The recent revolution in communications has caused a renewed focus on wireless technology based products. Mobile telephones, handheld computers, and other devices now seamlessly communicate using wireless technology. One component that forms the core of such technology is the amplifier. Wireless devices require high efficiency amplifiers to not only extend the range of their coverage but also to conserve the limited battery power that such devices carry.
One possible architecture which may be used for such a power amplifier is called a Chireix architecture. Named after Henry Chireix who first proposed such an architecture in the 1930s, the Chireix architecture has fallen out of favor due to its seemingly inherent limitations. However, it has recently been revisited as it provides some advantages that other architectures do not have.

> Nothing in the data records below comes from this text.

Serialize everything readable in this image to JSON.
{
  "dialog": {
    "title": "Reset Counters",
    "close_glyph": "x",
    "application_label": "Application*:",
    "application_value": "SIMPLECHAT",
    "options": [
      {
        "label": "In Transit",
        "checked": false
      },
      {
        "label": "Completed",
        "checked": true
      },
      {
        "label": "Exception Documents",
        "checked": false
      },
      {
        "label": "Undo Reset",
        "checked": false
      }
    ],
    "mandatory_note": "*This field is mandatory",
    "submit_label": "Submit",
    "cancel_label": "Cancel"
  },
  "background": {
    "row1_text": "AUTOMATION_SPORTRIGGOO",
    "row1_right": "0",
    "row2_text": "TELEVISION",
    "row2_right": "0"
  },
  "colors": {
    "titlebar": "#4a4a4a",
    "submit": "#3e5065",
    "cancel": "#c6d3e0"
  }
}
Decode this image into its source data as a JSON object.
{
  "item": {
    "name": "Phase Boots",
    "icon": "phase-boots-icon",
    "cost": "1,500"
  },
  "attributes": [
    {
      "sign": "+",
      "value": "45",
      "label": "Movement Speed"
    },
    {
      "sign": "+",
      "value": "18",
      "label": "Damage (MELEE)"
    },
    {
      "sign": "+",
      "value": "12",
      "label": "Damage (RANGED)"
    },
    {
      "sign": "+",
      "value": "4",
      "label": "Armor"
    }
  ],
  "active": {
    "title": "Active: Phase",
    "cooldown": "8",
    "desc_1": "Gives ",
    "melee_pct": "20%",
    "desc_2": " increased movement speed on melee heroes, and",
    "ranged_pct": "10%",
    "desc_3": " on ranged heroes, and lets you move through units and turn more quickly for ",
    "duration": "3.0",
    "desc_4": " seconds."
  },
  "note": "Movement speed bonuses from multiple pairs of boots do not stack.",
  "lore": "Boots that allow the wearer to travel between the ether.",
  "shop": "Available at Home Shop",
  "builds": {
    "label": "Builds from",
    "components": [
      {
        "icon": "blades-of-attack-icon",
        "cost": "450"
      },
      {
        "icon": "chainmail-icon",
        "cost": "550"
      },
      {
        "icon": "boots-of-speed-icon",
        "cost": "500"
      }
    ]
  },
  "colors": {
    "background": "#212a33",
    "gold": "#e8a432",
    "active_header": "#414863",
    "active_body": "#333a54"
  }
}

While the Chireix architecture provides some advantages, the process which the input signal undergoes also introduces some drawbacks. Specifically, distortions are introduced into the signal by the components in the Chireix based amplifier/modulator system. These distortions may also change over time and may therefore lead to a time-varying “drift” or change in the signal. Such distortions, time-varying or not, have led to problems that are not only inconvenient but expensive as well.
Based on the above, there is therefore a need for an amplifier system which provides the benefits of a Chireix based amplifier but which also compensates for or avoids the distortions which a Chireix based amplifier introduces. Such an amplifier system should adjust to differing conditions, preferably with little or no user intervention. It is therefore an object of the present invention to provide alternatives which mitigate if not overcome the disadvantages of the prior art.